O vôo etérico.


A libélula é um elemental do chamado "Etéreo Encantado", trazendo o signo de que a mudança é necessária e que as ilusões ocorrem pontualmente, pois se transformam em realidade prática. Indicando a comunicação com o Mundo Elemental, uma vez evocada para amadurecer idéias proporciona clareza mental e autocontrole sem perda da conexão com a natureza em sua forma etérica e, dessa forma, estimula o místico e o "espírito selvagem".

Na Antiga Prática, reforça o sentido da jornada mítica nos sonhos e dos desejos conscientes que refletem a vontade. Essência dos ventos de mudança, mensagens de sabedoria e esclarecimento com amplitude co campo sutil, tem na iridescência de suas asas as identidades dos campos etéricos, simbolicamente representados no jogo espaço-tempo-previttia.

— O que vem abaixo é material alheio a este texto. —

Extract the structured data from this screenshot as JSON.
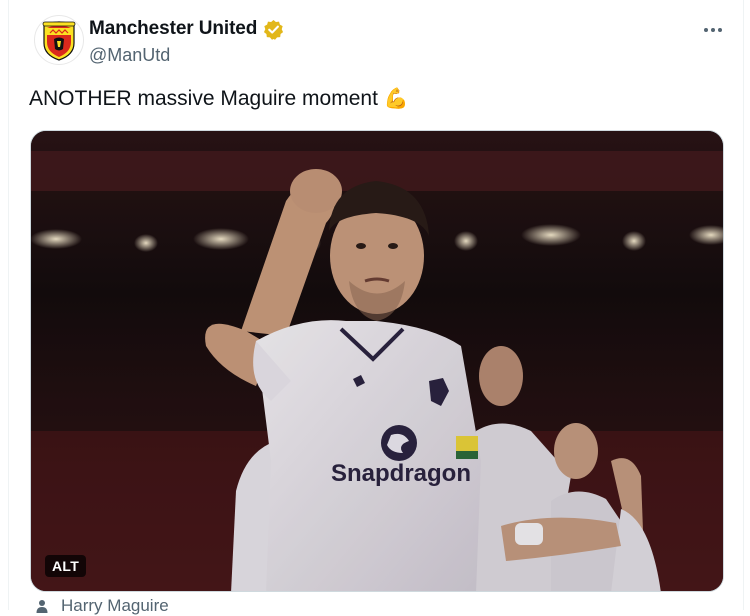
{
  "account": {
    "display_name": "Manchester United",
    "handle": "@ManUtd",
    "verified": true,
    "verified_color": "#e2b719",
    "crest_colors": {
      "red": "#da291c",
      "gold": "#fbe122",
      "black": "#111111"
    }
  },
  "tweet": {
    "text": "ANOTHER massive Maguire moment",
    "emoji": "💪"
  },
  "media": {
    "alt_badge": "ALT",
    "sponsor_text": "Snapdragon",
    "icon": "photo"
  },
  "tagged": {
    "label": "Harry Maguire",
    "icon": "person-icon"
  },
  "colors": {
    "text_primary": "#0f1419",
    "text_secondary": "#536471",
    "border": "#cfd9de"
  }
}
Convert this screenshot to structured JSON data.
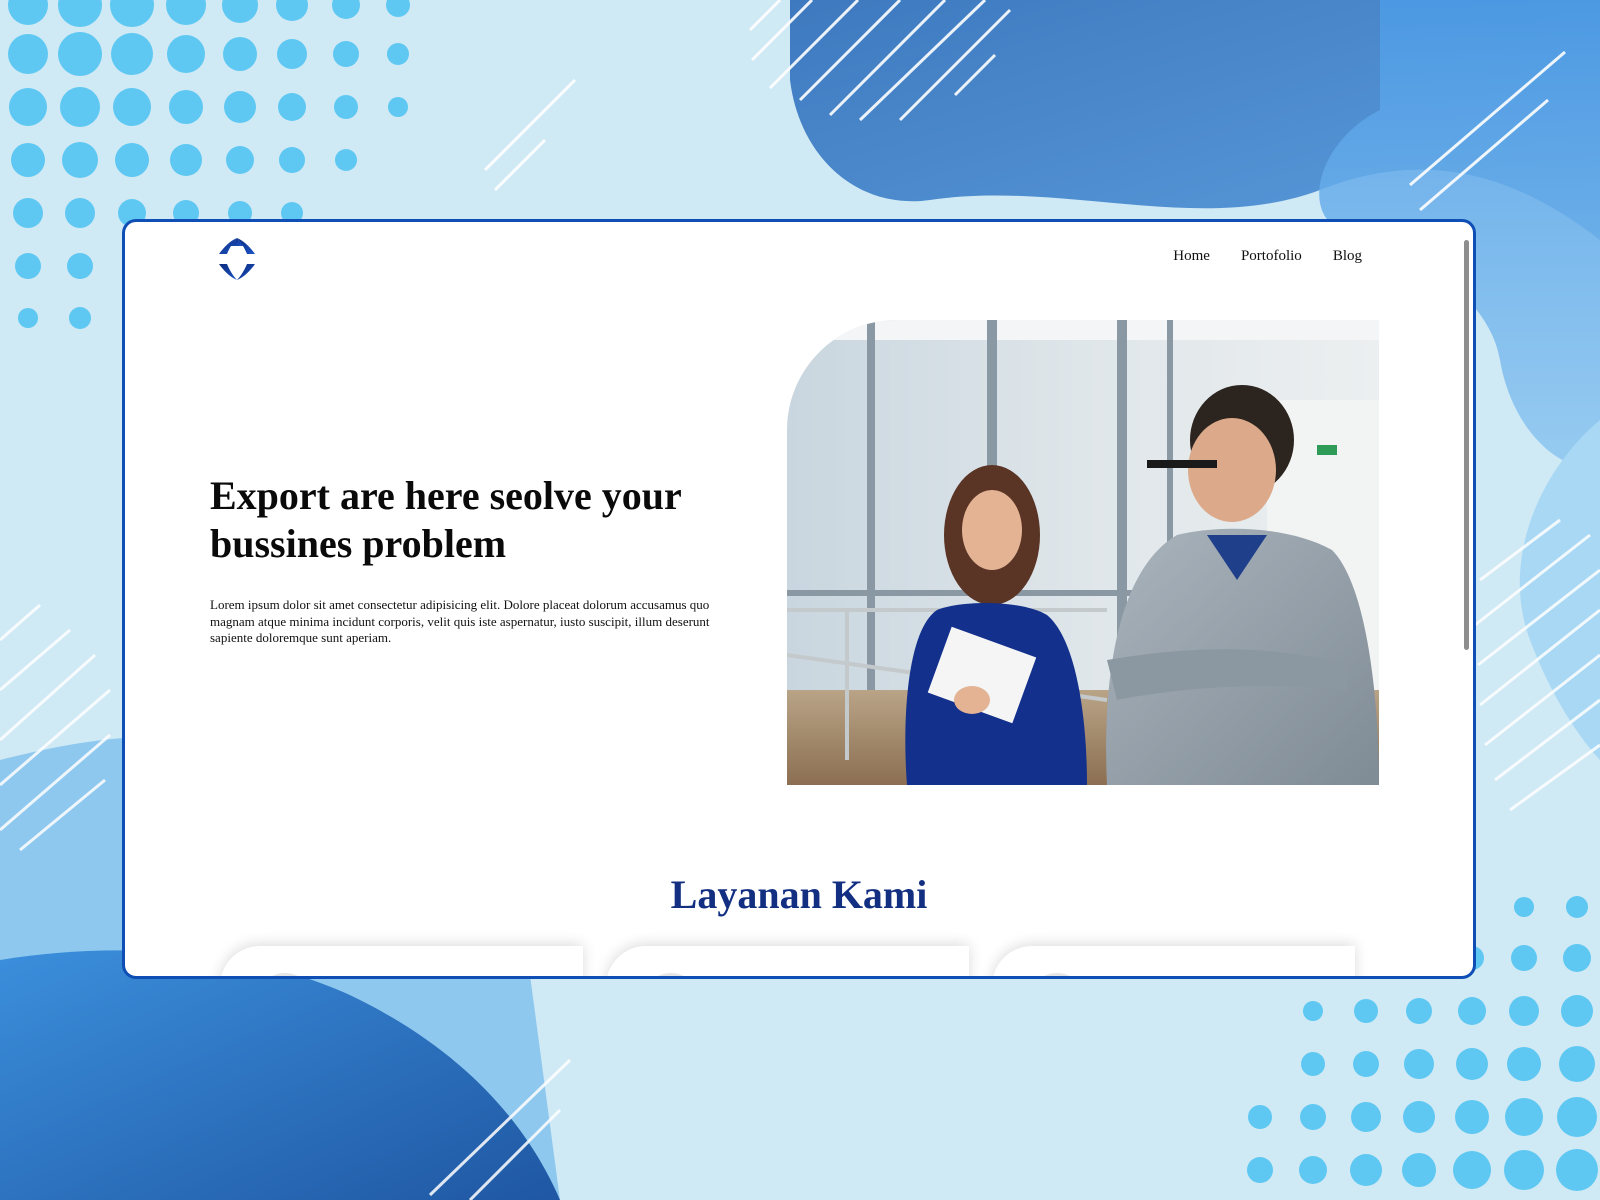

Segundo o Xamanismo tradicional, indica o poder de cura sobre hábitos que precisam ser rompidos, libertando os pensamentos que restringem as novas ideias. Associada a Ix Chel (Deusa Lua adorada pelos maias da península do Yucatán), segundo essa mitologia, quando essa deusa quase foi morta pelo seu avô por tornar-se amante do Sol, a libélula pousou sobre ela até que se recuperasse. Seu lado suave é o de deusa do arco-íris, estando também relacionada às mulheres grávidas, à fertilidade e aos nascimentos.

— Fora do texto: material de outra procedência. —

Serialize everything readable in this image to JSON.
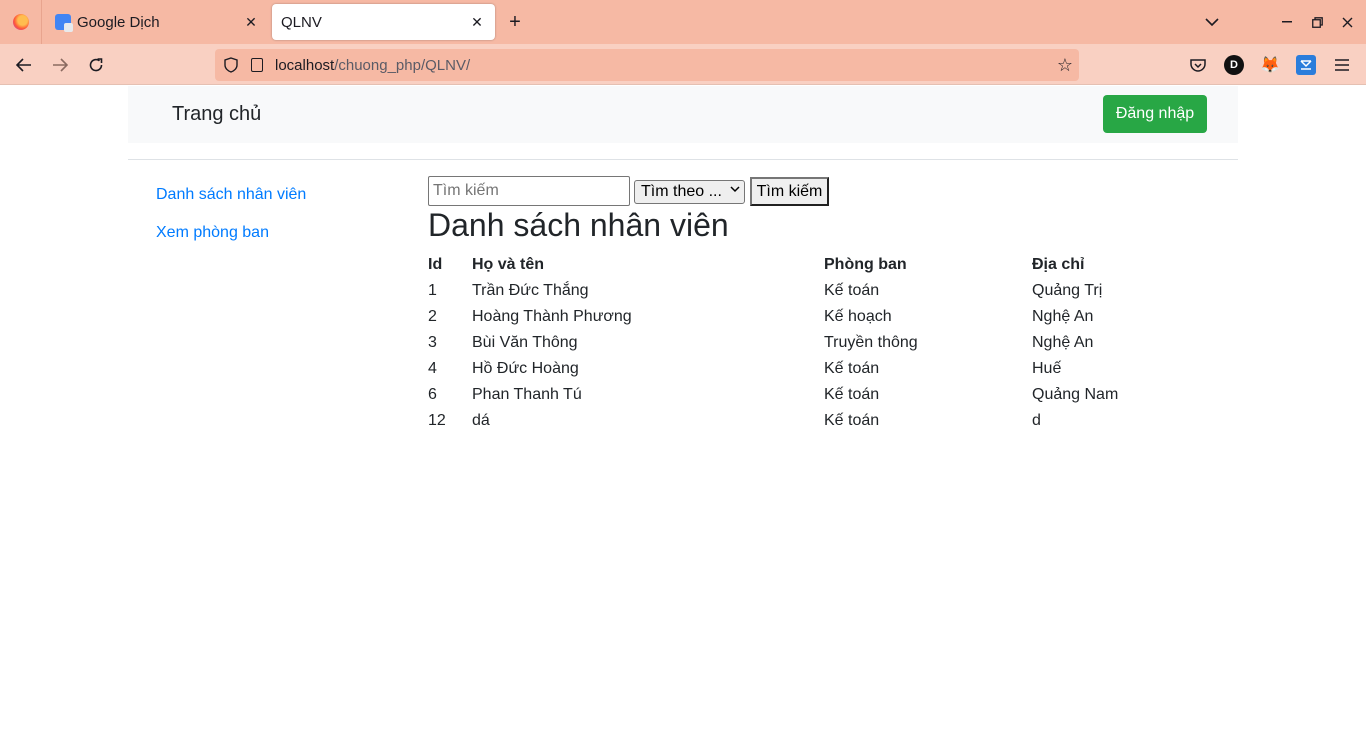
{
  "browser": {
    "tabs": [
      {
        "title": "Google Dịch",
        "active": false
      },
      {
        "title": "QLNV",
        "active": true
      }
    ],
    "url_host": "localhost",
    "url_path": "/chuong_php/QLNV/",
    "extensions": [
      "pocket-icon",
      "d-extension-icon",
      "metamask-fox-icon",
      "blue-extension-icon",
      "menu-icon"
    ]
  },
  "site": {
    "brand": "Trang chủ",
    "login_label": "Đăng nhập",
    "colors": {
      "login": "#28a745",
      "link": "#007bff"
    }
  },
  "sidebar": {
    "items": [
      {
        "label": "Danh sách nhân viên"
      },
      {
        "label": "Xem phòng ban"
      }
    ]
  },
  "search": {
    "placeholder": "Tìm kiếm",
    "select_value": "Tìm theo ...",
    "button_label": "Tìm kiếm"
  },
  "main": {
    "heading": "Danh sách nhân viên",
    "columns": [
      "Id",
      "Họ và tên",
      "Phòng ban",
      "Địa chỉ"
    ],
    "rows": [
      [
        "1",
        "Trần Đức Thắng",
        "Kế toán",
        "Quảng Trị"
      ],
      [
        "2",
        "Hoàng Thành Phương",
        "Kế hoạch",
        "Nghệ An"
      ],
      [
        "3",
        "Bùi Văn Thông",
        "Truyền thông",
        "Nghệ An"
      ],
      [
        "4",
        "Hồ Đức Hoàng",
        "Kế toán",
        "Huế"
      ],
      [
        "6",
        "Phan Thanh Tú",
        "Kế toán",
        "Quảng Nam"
      ],
      [
        "12",
        "dá",
        "Kế toán",
        "d"
      ]
    ]
  }
}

Algumas lendas húngaras afirmam que a libélula foi um dia um dragão (por esse motivo também é conhecida com o nome de Dragonfly: Dragão voador), com escamas coloridas similares àquelas encontradas em suas asas. Narra-se que um dragão muito sábio voava pela noite escura, espargindo a luz com seu hálito de fogo, trazendo para nosso mundo a arte da magia e a ilusão de mudar de forma. 
Todavia, chegou o dia em que o sucumbira à própria ilusão ao deixar-se enganar pelo ardiloso coiote, que o convenceu a mudar de forma para provar que possuía de fato poderes mágicos. O dragão aceitou o desafio do coiote, adquirindo a forma que tem hoje a libélula, mas ao aceitar este desafio movido pela vaidade, o dragão perdeu seus poderes mágicos e não pôde mais retomar à sua forma primordial.

A Libélula expressa a essência dos tempos de mudança, das mensagens de iluminação e sabedoria, e a comunicação com o mundo dos elementais – composto por uma miríade de pequenos espíritos da natureza, presentes nas plantas, na terra, no fogo, na água e no ar nos estados plenos.